「建仁寺」の境内は広く、かつてはその塔頭が50以上を数えました。
明治時代における仏教排斥運動において、ことごとく壊されてしまいましたが、「正伝永源院」とともに、現在も残る14の塔頭の一つ。
それが「両足院」です。
通常は非公開ですが、2020年の11月30日、「建仁寺」を訪れた際に特別公開の看板を見かけ、思いがけずも拝観することができました。
「建仁寺」塔頭「両足院」とは
「両足院」は、臨済宗建仁寺派の寺院。
「建仁寺」が臨済宗の開祖栄西によって1202年に創建され、栄西が亡くなった後、その墓所を栄西の弟子たちが守塔した寺院が「知足院」。

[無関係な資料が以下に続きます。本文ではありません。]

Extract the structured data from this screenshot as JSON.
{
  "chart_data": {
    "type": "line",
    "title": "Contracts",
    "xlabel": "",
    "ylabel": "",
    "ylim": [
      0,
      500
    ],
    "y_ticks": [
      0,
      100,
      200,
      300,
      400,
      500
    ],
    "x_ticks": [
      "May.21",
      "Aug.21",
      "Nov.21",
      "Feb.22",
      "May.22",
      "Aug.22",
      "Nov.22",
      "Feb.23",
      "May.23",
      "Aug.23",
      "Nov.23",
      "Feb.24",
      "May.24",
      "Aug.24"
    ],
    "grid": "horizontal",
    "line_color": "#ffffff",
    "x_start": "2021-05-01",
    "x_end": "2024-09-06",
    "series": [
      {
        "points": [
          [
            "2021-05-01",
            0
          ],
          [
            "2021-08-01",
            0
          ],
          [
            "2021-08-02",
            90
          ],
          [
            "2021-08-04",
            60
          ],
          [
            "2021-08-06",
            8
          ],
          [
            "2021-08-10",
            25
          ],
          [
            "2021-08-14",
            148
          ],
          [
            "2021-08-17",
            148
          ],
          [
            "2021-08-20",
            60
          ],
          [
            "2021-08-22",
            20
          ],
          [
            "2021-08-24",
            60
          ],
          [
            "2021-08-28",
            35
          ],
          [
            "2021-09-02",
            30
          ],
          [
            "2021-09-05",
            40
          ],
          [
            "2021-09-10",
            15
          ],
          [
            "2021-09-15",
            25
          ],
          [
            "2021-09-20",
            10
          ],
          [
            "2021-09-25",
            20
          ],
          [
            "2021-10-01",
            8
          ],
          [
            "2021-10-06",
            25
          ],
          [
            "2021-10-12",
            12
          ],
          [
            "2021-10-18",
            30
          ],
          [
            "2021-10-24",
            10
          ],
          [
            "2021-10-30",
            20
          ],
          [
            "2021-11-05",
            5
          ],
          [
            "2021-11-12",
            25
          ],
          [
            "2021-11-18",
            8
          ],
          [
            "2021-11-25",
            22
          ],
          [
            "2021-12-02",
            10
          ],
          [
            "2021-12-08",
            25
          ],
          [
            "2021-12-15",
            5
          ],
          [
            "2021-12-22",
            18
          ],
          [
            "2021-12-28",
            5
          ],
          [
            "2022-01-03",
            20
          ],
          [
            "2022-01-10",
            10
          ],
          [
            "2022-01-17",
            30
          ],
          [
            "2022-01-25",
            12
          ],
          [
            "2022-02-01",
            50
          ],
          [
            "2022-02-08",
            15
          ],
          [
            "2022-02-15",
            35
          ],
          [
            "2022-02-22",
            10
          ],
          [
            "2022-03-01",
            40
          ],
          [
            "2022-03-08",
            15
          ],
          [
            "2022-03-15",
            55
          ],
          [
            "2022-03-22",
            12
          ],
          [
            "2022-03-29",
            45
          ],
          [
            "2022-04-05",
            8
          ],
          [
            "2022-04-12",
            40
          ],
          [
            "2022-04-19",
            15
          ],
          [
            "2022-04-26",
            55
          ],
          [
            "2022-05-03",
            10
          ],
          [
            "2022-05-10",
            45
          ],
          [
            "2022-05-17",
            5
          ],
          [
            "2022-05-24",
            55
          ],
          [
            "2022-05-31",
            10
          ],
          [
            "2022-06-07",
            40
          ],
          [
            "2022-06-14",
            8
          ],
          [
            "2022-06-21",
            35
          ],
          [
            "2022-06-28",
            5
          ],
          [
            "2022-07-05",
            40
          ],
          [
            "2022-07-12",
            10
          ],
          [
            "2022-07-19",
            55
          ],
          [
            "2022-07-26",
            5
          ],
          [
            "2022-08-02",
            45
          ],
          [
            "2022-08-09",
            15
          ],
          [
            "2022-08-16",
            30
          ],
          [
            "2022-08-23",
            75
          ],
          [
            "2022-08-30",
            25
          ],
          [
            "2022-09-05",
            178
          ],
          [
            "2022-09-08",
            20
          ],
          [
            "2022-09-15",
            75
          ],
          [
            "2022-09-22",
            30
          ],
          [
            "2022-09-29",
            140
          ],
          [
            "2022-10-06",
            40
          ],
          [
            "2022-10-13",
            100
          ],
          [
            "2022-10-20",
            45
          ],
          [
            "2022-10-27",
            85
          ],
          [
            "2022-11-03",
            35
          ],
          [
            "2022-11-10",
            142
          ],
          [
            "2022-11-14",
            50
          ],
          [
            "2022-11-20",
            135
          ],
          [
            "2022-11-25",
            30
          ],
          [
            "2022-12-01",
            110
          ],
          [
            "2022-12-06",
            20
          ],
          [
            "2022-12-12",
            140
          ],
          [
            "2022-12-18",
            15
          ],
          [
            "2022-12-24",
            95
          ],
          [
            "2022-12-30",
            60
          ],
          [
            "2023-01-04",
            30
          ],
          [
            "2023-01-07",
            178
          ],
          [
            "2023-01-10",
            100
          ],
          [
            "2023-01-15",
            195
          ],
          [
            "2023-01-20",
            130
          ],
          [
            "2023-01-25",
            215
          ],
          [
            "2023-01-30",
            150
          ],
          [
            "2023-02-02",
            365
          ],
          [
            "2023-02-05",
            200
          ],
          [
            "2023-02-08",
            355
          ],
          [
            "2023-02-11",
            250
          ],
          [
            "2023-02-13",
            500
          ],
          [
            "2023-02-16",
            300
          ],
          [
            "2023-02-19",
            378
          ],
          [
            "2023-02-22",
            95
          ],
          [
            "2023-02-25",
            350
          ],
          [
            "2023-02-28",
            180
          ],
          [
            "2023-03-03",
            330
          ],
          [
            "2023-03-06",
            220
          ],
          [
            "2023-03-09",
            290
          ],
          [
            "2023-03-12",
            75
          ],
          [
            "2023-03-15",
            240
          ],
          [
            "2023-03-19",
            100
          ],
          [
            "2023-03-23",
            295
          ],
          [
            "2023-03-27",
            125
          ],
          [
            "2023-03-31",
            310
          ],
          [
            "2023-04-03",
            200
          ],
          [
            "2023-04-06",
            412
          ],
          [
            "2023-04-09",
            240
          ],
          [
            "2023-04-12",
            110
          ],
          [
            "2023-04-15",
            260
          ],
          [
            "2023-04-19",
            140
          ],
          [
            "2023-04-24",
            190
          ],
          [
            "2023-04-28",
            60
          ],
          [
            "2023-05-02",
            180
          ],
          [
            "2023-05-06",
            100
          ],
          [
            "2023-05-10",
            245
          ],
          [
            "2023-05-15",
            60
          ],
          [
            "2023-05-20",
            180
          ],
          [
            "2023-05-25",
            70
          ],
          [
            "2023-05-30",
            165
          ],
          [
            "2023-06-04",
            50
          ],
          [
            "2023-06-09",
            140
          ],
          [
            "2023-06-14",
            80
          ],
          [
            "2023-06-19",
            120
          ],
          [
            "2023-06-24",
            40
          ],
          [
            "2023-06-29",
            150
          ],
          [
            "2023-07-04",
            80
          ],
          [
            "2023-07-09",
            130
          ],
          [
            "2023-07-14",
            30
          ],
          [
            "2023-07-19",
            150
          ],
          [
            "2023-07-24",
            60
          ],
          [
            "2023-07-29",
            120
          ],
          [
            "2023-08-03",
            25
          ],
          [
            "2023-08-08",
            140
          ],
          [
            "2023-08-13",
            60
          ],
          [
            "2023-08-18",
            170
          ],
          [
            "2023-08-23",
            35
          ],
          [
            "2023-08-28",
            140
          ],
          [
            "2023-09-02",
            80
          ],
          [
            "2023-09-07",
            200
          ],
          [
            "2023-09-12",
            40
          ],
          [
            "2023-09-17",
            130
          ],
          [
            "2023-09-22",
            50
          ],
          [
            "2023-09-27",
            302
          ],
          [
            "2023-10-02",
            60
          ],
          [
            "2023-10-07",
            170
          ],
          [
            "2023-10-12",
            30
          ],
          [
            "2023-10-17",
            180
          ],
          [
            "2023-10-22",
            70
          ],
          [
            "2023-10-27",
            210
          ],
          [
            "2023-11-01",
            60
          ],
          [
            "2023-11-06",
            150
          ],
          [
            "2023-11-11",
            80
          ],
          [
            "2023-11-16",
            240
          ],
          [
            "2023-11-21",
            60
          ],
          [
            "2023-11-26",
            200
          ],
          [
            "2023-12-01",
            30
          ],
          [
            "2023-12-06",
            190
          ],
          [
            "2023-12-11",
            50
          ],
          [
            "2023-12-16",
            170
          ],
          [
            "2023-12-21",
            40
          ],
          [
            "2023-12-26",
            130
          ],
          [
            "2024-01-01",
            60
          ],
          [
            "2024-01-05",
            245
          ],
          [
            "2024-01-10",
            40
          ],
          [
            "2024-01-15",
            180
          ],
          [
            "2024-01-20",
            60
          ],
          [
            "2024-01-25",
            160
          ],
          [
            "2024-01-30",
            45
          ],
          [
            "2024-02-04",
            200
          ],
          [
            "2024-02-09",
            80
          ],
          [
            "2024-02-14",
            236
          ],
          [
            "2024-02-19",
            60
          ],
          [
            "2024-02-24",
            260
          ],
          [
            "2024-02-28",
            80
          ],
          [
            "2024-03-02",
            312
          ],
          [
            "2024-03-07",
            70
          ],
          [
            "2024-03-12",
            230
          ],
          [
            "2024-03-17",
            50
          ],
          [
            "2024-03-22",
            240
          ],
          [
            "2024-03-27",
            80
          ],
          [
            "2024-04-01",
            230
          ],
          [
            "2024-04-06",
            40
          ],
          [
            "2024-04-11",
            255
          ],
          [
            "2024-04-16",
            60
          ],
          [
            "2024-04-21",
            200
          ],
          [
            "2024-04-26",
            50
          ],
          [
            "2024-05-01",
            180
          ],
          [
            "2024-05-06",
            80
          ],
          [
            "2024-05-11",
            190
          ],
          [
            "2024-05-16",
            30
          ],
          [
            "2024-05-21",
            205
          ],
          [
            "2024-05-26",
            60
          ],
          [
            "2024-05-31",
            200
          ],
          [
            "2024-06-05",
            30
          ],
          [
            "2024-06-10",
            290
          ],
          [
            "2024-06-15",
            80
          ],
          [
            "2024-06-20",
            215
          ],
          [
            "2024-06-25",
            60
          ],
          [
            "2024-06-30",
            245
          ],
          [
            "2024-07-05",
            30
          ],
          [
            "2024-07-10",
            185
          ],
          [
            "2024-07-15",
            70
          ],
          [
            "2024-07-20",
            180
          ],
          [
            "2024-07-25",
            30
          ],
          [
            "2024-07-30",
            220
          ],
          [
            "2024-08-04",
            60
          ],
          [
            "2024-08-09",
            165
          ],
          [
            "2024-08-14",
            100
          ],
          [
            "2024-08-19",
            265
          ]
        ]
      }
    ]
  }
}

これが「両足院」の前身です。
「両足院」は「饅頭始祖の寺」としても有名で、中国の僧が来日した際に、このお寺に饅頭の文化を初めて伝えたことから、饅頭伝来の場としても知られています。
通常は非公開ですが、座禅体験などを予約制で開催しています。
見どころは、京都府の名勝庭園にも指定されていて、6月になると半夏生の白い葉が茂る「池泉回遊式庭園」です。
この特別公開に居合わせたのは偶然です。
黒田長政の尊像
境内に入ってすぐ、目につくのがこの社。
入場料を払って小冊子をいただくまでわかりませんでしたが、なんと黒田長政の尊像であるとのこと。
黒田長政といえば、言わずと知れた軍師・黒田官兵衛の長男であり、尊像は代々黒田家で信仰されていましたが、維新の変革のおり、「両足院」に寄進されたとのことです。
ちなみに、「両足院」には、毘沙門天像が祀られています。
そして、この毘沙門天に庇護されていたのが黒田官兵衛。
官兵衛の長男である黒田長政もまた、関が原の戦いで徳川家康の群棲に参加しました。
その出陣の際、毘沙門天像を内兜に収めて奮戦したと言われています。
「方丈」の回廊を歩く
入り口を入るとすぐに「方丈」。
そして、小さな、しかしとても手の込んだ庭が目に入りました。
あとで調べると、これは閼伽井庭(あかいにわ)と呼ばれる井戸を備えた庭園で、その井戸では仏様にお供えをする水を汲んでいるそうです。
しかし、回廊のコーナーも、上手く作ってますよね。
特別拝観の寺院なんです。
どこまでが「方丈」で、どこから「大書院」なのかわかりませんが、書院を一つ一つ、ゆっくり見て回ります。
こうして、書院の回廊を歩くだけでも禅を感じます。
おそらく、音を立てないように、静かに、しゃなりしゃなりと歩くからでしょうか。
畳のサイズが違うような気がしますね。
「両足院」の見どころの一つ書院前庭ですね。では、庭におりてみましょう。
京都府の名勝庭園「書院前庭」
紅葉を観賞しにきたのですが、庭に広がる苔が美しい。
庭の全景を見下ろせる小高い丘に登ることができます。
一部、紅葉が残されてるようです。
そもそも、この「池泉回遊式庭園」は、6月になると半夏生の白い葉が茂るのが見どころ。
紅葉の時期ではなく、初夏に訪れると、また違った風景が見れそうです。
半夏生が白く咲いた夏は、どんな感じになるのでしょうか。
でも、紅葉の「池泉回遊式庭園」も悪くない。
これは茶室。左側が「水月亭」、右側が「臨池亭」と呼ばれています。
紅葉と「臨池亭」の組み合わせ。
「両足院」は、そもそも禅寺であり、「両足院」のHPから座禅体験の予約もできます。
ただいま、感染症で狂わされている日本です。
禅の道を体験してみるのも、よい人生経験かもしれません。